Forecast Accuracy: Actual vs Predicted


The blue predicted line closely tracks the black actual line across all months from January 2011 to July 2012. This suggests the model has strong predictive power, effectively capturing demand fluctuations and the key seasonal patterns that drive biking behavior, including summer peaks and winter declines. There are no large persistent errors between the two lines, which implies the model avoids over-fitting or under-fitting and, demonstrably, the model is reliable for short-term forecasting and can be used to plan resource allocation and anticipate future demand.

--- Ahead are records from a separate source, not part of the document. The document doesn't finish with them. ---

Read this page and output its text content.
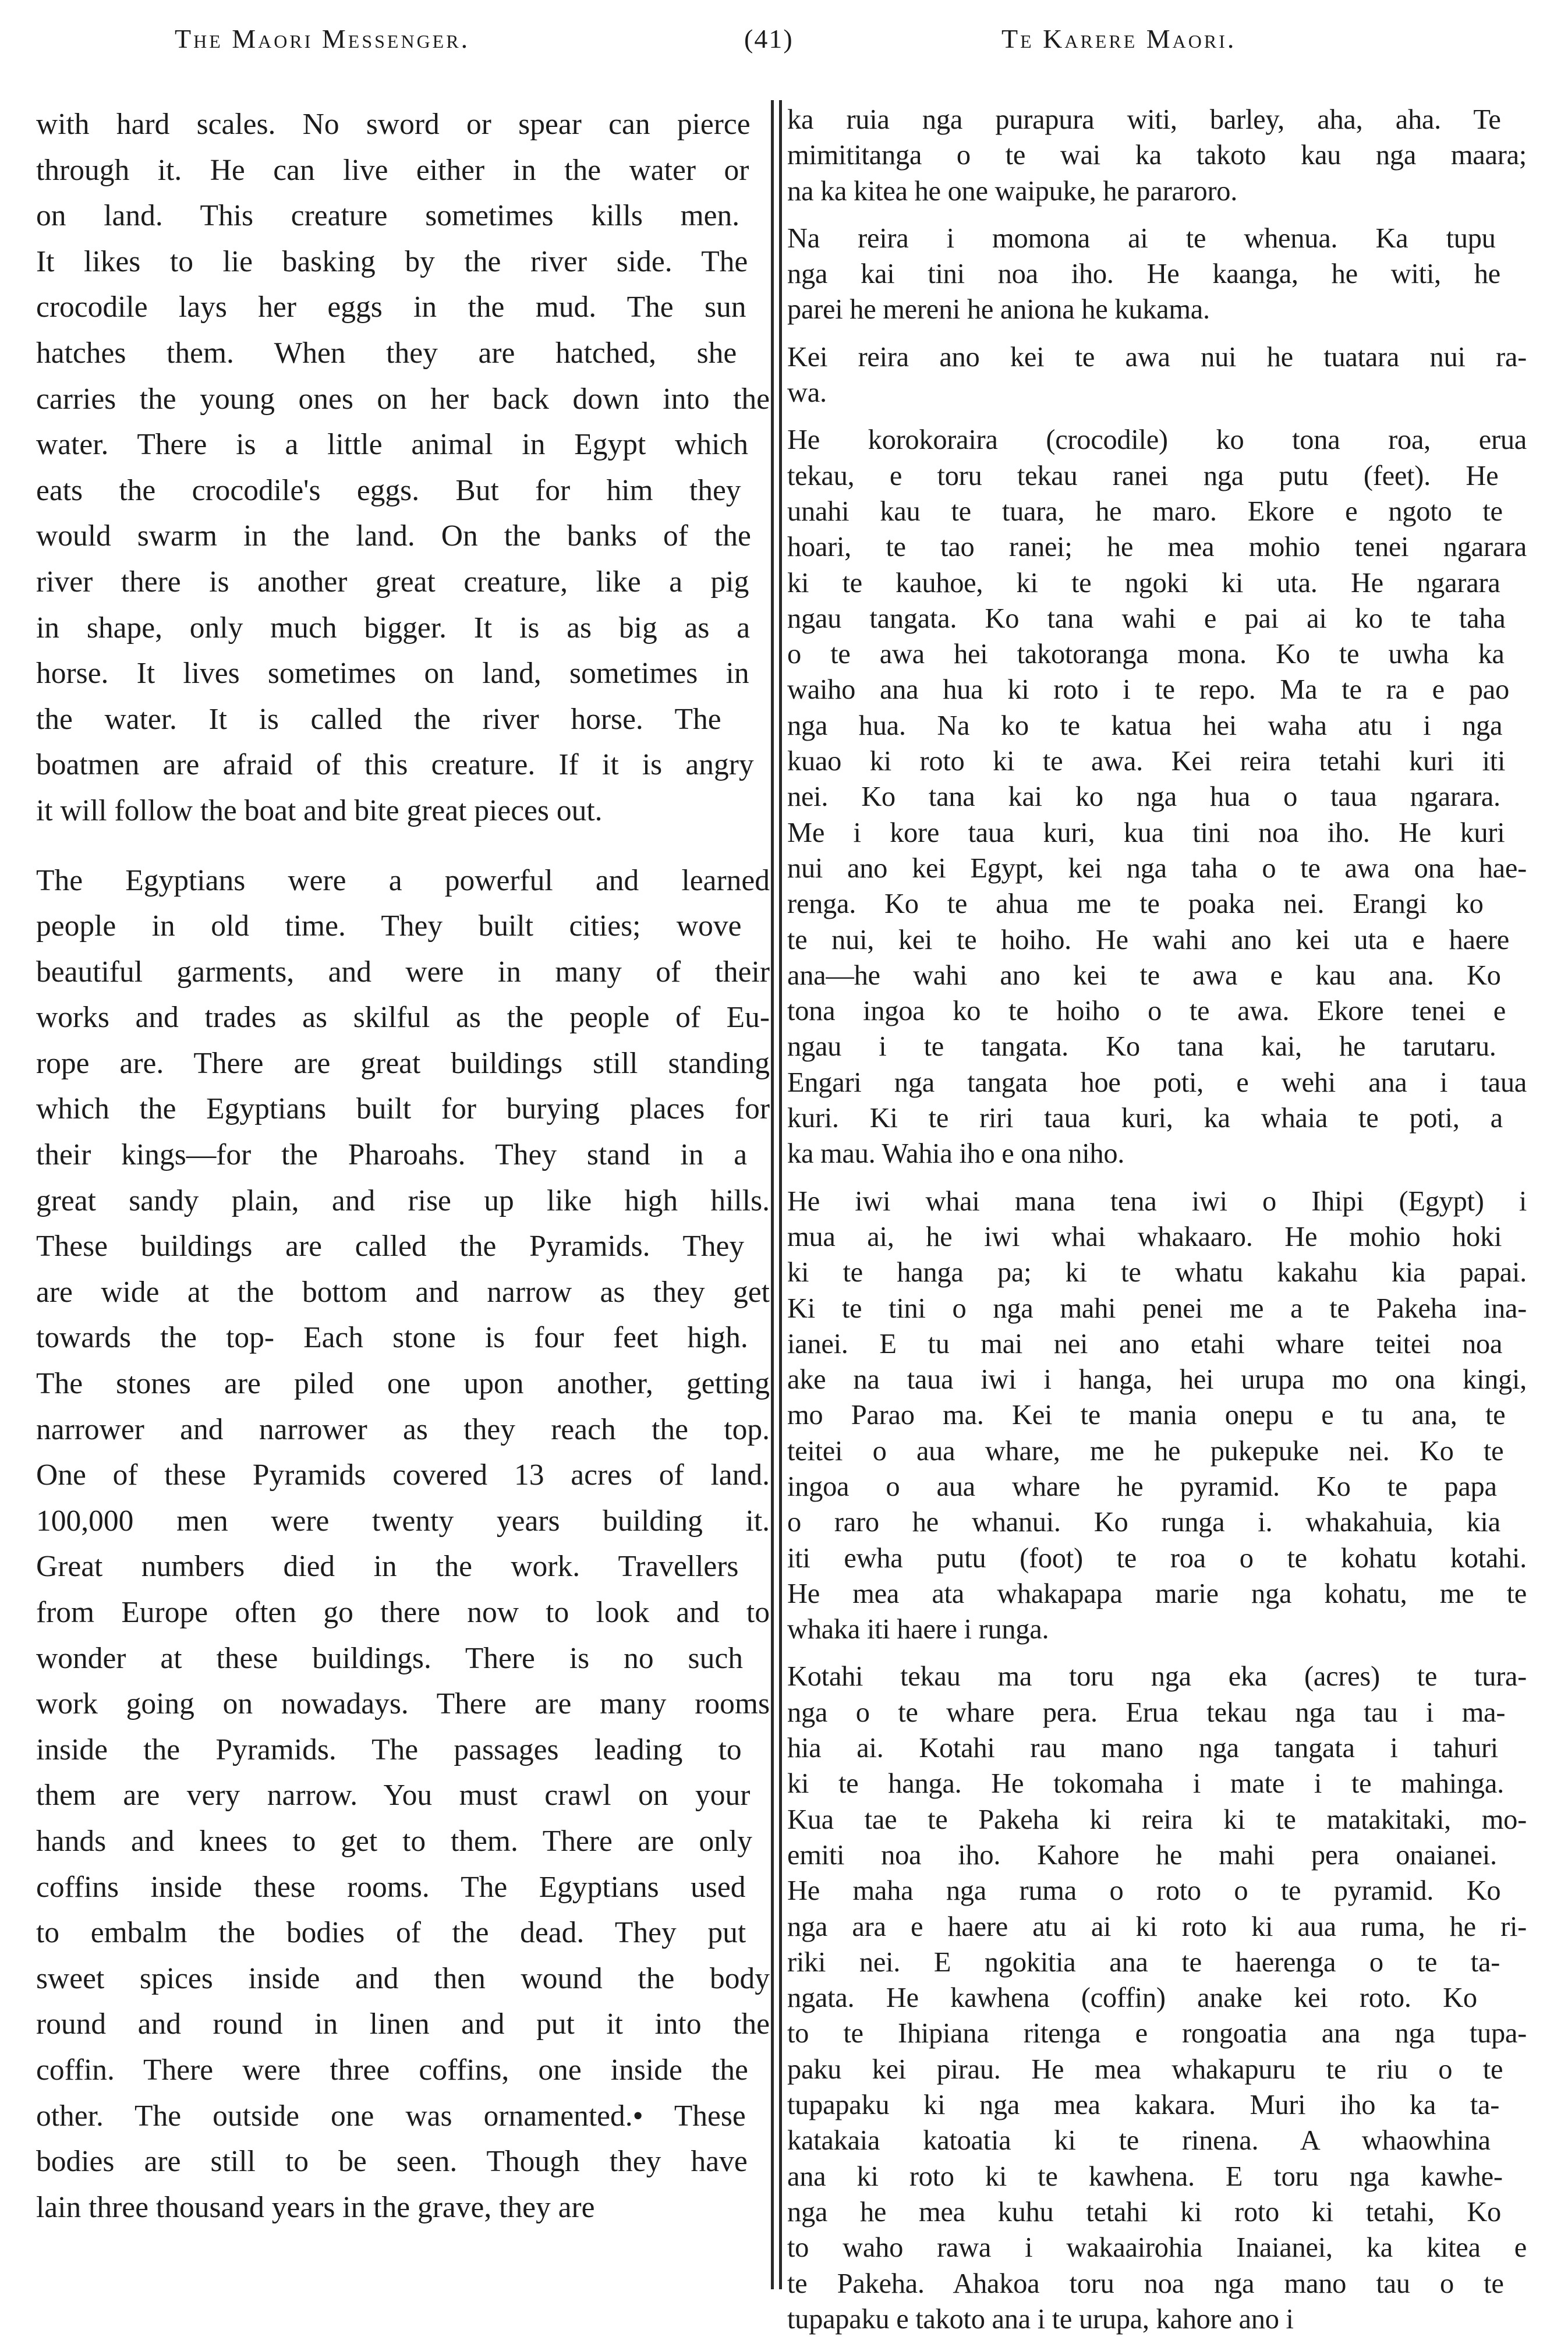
The Maori Messenger.	(41)	Te Karere Maori.

with hard scales. No sword or spear can pierce
through it. He can live either in the water or
on land. This creature sometimes kills men.
It likes to lie basking by the river side. The
crocodile lays her eggs in the mud. The sun
hatches them. When they are hatched, she
carries the young ones on her back down into the
water. There is a little animal in Egypt which
eats the crocodile's eggs. But for him they
would swarm in the land. On the banks of the
river there is another great creature, like a pig
in shape, only much bigger. It is as big as a
horse. It lives sometimes on land, sometimes in
the water. It is called the river horse. The
boatmen are afraid of this creature. If it is angry
it will follow the boat and bite great pieces out.

The Egyptians were a powerful and learned
people in old time. They built cities; wove
beautiful garments, and were in many of their
works and trades as skilful as the people of Eu-
rope are. There are great buildings still standing
which the Egyptians built for burying places for
their kings—for the Pharoahs. They stand in a
great sandy plain, and rise up like high hills.
These buildings are called the Pyramids. They
are wide at the bottom and narrow as they get
towards the top- Each stone is four feet high.
The stones are piled one upon another, getting
narrower and narrower as they reach the top.
One of these Pyramids covered 13 acres of land.
100,000 men were twenty years building it.
Great numbers died in the work. Travellers
from Europe often go there now to look and to
wonder at these buildings. There is no such
work going on nowadays. There are many rooms
inside the Pyramids. The passages leading to
them are very narrow. You must crawl on your
hands and knees to get to them. There are only
coffins inside these rooms. The Egyptians used
to embalm the bodies of the dead. They put
sweet spices inside and then wound the body
round and round in linen and put it into the
coffin. There were three coffins, one inside the
other. The outside one was ornamented.• These
bodies are still to be seen. Though they have
lain three thousand years in the grave, they are

ka ruia nga purapura witi, barley, aha, aha. Te
mimititanga o te wai ka takoto kau nga maara;
na ka kitea he one waipuke, he pararoro.

Na reira i momona ai te whenua. Ka tupu
nga kai tini noa iho. He kaanga, he witi, he
parei he mereni he aniona he kukama.

Kei reira ano kei te awa nui he tuatara nui ra-
wa.

He korokoraira (crocodile) ko tona roa, erua
tekau, e toru tekau ranei nga putu (feet). He
unahi kau te tuara, he maro. Ekore e ngoto te
hoari, te tao ranei; he mea mohio tenei ngarara
ki te kauhoe, ki te ngoki ki uta. He ngarara
ngau tangata. Ko tana wahi e pai ai ko te taha
o te awa hei takotoranga mona. Ko te uwha ka
waiho ana hua ki roto i te repo. Ma te ra e pao
nga hua. Na ko te katua hei waha atu i nga
kuao ki roto ki te awa. Kei reira tetahi kuri iti
nei. Ko tana kai ko nga hua o taua ngarara.
Me i kore taua kuri, kua tini noa iho. He kuri
nui ano kei Egypt, kei nga taha o te awa ona hae-
renga. Ko te ahua me te poaka nei. Erangi ko
te nui, kei te hoiho. He wahi ano kei uta e haere
ana—he wahi ano kei te awa e kau ana. Ko
tona ingoa ko te hoiho o te awa. Ekore tenei e
ngau i te tangata. Ko tana kai, he tarutaru.
Engari nga tangata hoe poti, e wehi ana i taua
kuri. Ki te riri taua kuri, ka whaia te poti, a
ka mau. Wahia iho e ona niho.

He iwi whai mana tena iwi o Ihipi (Egypt) i
mua ai, he iwi whai whakaaro. He mohio hoki
ki te hanga pa; ki te whatu kakahu kia papai.
Ki te tini o nga mahi penei me a te Pakeha ina-
ianei. E tu mai nei ano etahi whare teitei noa
ake na taua iwi i hanga, hei urupa mo ona kingi,
mo Parao ma. Kei te mania onepu e tu ana, te
teitei o aua whare, me he pukepuke nei. Ko te
ingoa o aua whare he pyramid. Ko te papa
o raro he whanui. Ko runga i. whakahuia, kia
iti ewha putu (foot) te roa o te kohatu kotahi.
He mea ata whakapapa marie nga kohatu, me te
whaka iti haere i runga.

Kotahi tekau ma toru nga eka (acres) te tura-
nga o te whare pera. Erua tekau nga tau i ma-
hia ai. Kotahi rau mano nga tangata i tahuri
ki te hanga. He tokomaha i mate i te mahinga.
Kua tae te Pakeha ki reira ki te matakitaki, mo-
emiti noa iho. Kahore he mahi pera onaianei.
He maha nga ruma o roto o te pyramid. Ko
nga ara e haere atu ai ki roto ki aua ruma, he ri-
riki nei. E ngokitia ana te haerenga o te ta-
ngata. He kawhena (coffin) anake kei roto. Ko
to te Ihipiana ritenga e rongoatia ana nga tupa-
paku kei pirau. He mea whakapuru te riu o te
tupapaku ki nga mea kakara. Muri iho ka ta-
katakaia katoatia ki te rinena. A whaowhina
ana ki roto ki te kawhena. E toru nga kawhe-
nga he mea kuhu tetahi ki roto ki tetahi, Ko
to waho rawa i wakaairohia Inaianei, ka kitea e
te Pakeha. Ahakoa toru noa nga mano tau o te
tupapaku e takoto ana i te urupa, kahore ano i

Key Findings & Implications

The ARIMA 10-month forecast indicates that bike‑rental demand is settling into a stable range of roughly 75,000–80,000 monthly rentals after a sharp decline from the 2012 peak, suggesting a predictable long‑term equilibrium that supports more confident planning. With demand expected to flatten over the next several months, the bike-rental company can avoid over‑provisioning during slower periods, shift surplus bikes toward higher‑demand stations, and introduce targeted promotions when usage is projected to dip.

The forecast also highlights the value of integrating predictive analytics into operational decisions, however, the model’s relatively high RMSE and MAE, the absence of key external factors such as local events or economic indicators, and the short 24‑month dataset all limit its predictive strength, highlighting the need for richer data and more robust modeling in future work.